Operation
As mentioned, the fund would be operated as a linked-loan system. Thus the fund would not make loans directly at applicants, but would rather make deposits in banks which are making loans. For example, a person interested in borrowing money, to buy a house or to start a business, would apply at an area bank. If the loan request meets the bank's criterion for credit-worthiness, the bank then makes an application to the fund. If the loan meets the fund's criterion (i.e., a black person living in the city of St. Louis or for a project which will create jobs in a predominantly Black area) then the fund makes a deposit equal to the loan amount in the bank, at several points below the prime interest rate. The bank would pass on part of this lower interest rate, saving the borrower money while also increasing the bank's profit. Thus while the cost of capital is subsidized by the fund through lower interest rates, and banks have an incentive to make use of the fund due to the potential for increased profit, all liability for the loan is assumed by the bank; the fund is protected from losses by bad loans.
Private Market Restraints
The linked-loan format is important. In a free market,the distribution of capital tends to be decided according to the productivity of the use to which the capital will work; capital tends to be directed to where it will produce the greatest gain. Political distribution of resources introduces another definition of gain, that of a political nature instead of economic gain. The disbursal of capital depends not on physical productivity, but on political productivity; resources go to the group which offers the most in terms of political rewards. The result is that the politically connected tend to benefit, and not necessarily those with the most viable projects or the greatest need.
This poses a number of difficulties. Those adept at working within the value structure of political distribution are often less adept at working within the harsher value structure of the free market; businesses which get in the habit of benefiting from political connections usually function less well in the private market. Essentially, the person or organization becomes trained in the ways of politics but unable to operate in the free market, and thus grows to depend upon the political process for further disbursal of resources.
This danger of dependency exists in any kind of political disbursal, including affirmative action programs.

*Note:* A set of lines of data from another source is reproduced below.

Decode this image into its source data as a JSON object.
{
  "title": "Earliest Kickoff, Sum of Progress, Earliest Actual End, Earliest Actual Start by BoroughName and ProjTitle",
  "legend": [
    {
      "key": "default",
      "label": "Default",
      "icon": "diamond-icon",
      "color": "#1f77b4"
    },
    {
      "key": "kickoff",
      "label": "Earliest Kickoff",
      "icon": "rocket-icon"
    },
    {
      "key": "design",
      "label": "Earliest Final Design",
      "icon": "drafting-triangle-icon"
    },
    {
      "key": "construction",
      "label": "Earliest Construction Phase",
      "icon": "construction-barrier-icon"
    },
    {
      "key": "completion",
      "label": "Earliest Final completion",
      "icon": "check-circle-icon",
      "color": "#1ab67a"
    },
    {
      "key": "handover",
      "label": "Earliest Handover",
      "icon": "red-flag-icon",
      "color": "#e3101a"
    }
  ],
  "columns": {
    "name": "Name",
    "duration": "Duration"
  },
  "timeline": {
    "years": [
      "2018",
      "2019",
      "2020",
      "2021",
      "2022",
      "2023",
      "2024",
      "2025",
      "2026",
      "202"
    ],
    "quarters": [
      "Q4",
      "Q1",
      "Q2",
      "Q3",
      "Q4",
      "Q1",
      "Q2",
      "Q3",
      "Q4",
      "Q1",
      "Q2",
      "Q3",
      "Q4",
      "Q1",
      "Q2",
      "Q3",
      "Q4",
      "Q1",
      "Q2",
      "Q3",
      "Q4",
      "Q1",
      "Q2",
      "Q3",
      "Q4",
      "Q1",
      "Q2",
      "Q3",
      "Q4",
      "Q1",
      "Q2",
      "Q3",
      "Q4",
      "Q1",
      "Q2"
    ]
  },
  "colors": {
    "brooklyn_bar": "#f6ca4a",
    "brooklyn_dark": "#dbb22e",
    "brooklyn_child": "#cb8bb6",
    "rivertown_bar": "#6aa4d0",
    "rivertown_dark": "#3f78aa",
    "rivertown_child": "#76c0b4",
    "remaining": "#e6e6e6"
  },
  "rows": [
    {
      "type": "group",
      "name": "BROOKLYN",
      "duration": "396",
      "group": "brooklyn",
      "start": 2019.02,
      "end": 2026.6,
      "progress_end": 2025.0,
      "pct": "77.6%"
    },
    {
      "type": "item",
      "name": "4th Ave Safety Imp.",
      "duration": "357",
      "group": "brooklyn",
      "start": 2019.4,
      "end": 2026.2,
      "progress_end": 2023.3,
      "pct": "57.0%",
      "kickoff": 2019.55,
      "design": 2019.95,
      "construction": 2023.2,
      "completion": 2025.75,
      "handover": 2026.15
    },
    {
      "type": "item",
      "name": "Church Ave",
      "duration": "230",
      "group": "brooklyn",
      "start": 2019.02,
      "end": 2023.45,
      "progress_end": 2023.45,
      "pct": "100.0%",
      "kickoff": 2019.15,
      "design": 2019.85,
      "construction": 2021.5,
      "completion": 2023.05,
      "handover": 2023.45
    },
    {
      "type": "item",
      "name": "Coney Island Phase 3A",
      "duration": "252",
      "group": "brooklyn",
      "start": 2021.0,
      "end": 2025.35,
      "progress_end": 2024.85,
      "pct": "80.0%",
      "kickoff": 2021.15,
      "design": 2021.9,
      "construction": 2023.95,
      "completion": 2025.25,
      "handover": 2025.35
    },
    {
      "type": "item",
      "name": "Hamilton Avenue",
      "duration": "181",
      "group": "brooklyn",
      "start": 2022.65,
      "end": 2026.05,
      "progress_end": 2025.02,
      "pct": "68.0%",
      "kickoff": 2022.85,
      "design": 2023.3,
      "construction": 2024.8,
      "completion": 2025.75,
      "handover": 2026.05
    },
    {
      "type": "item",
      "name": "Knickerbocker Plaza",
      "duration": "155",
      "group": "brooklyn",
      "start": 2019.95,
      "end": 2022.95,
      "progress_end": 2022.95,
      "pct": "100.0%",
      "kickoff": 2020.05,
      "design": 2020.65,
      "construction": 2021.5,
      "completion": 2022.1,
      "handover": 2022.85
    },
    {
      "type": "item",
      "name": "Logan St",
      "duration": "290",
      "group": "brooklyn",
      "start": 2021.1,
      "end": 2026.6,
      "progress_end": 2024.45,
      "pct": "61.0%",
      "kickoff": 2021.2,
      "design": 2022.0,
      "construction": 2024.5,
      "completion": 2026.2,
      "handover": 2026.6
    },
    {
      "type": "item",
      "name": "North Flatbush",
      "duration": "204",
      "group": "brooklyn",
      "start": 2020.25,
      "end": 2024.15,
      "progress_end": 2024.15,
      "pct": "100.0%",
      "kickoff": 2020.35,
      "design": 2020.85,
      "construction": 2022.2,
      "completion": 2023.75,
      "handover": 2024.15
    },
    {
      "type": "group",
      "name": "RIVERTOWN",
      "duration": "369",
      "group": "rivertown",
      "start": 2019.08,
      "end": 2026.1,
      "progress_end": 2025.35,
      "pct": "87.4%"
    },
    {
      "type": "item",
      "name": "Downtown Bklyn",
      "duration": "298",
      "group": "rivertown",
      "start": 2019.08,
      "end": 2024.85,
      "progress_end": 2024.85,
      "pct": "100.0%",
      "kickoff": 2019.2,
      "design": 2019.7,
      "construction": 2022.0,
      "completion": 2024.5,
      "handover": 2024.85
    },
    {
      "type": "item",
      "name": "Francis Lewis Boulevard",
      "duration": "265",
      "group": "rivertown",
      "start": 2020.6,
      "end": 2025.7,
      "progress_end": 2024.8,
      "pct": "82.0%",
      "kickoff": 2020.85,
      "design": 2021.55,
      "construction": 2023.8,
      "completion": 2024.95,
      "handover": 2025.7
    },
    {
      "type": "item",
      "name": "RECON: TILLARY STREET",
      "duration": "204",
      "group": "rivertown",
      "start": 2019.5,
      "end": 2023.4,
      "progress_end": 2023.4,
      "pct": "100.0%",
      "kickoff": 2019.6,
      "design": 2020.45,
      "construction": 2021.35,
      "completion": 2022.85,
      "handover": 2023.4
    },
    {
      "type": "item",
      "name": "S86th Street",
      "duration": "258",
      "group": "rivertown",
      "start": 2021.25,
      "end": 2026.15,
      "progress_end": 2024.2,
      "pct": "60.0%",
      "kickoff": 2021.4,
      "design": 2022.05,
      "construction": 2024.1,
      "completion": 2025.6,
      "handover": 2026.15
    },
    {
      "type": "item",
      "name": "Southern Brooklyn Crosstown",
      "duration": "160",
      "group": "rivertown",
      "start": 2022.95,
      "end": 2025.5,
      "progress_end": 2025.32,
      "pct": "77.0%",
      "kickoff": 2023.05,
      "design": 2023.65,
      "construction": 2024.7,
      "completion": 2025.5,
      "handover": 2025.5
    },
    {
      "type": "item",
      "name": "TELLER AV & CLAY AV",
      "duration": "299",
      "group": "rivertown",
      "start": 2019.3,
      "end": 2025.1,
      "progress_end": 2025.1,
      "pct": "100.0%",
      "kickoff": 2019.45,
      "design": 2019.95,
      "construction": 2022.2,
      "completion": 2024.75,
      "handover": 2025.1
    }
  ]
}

Attempts to include more Blacks, or more women, or whichever group is the target, often lead to a lowering of standards, essentially the move away from free market standards and to politically defined standards. Although this does result in short-term gains for the targeted group, the long-term effect is dependency and an inability to achieve true progress. People in the targeted group are unable to satisfy the free market standards, unable to operate free from the influence of government, and so they become dependent upon government for further disbursal of benefits.
Obviously, this is something we hope to avoid; our goal is to extend self-determination to Blacks, not to create a new vehicle for dependency.The functioning of the linked-loan fund is designed to work against the tendency to lower standards by working through the free market. Because it is the private sphere dictating the standards instead of the government, the standards are much less likely to be weakened. Because banks decide where the money will be loaned and assume liability for the loans, the possibility of political influence is greatly reduced; banks cannot afford to ignore free-market standards.
A linked-loan system is not without difficulties. Using such a system will slow down the pace at which money is loaned, and could open banks to charges of redlining. However we believe this fund would work against redlining, by putting pressure on banks to make loans to minorities and in predominantly Black areas.
Ultimately, the success of the entrepreneurial fund depends on the success of the COPs program. Banks will not make loans, regardless of the potential profitability, if they believe the danger of default to be unreasonably high. Crime, by driving down property values and driving up the cost of businesses, has a direct impact on the ability of banks to recoup their loans. If the problem of crime can be brought under control, we believe the existence of the fund will cause capital to be directed into north St. Louis, which will work to reverse urban decay.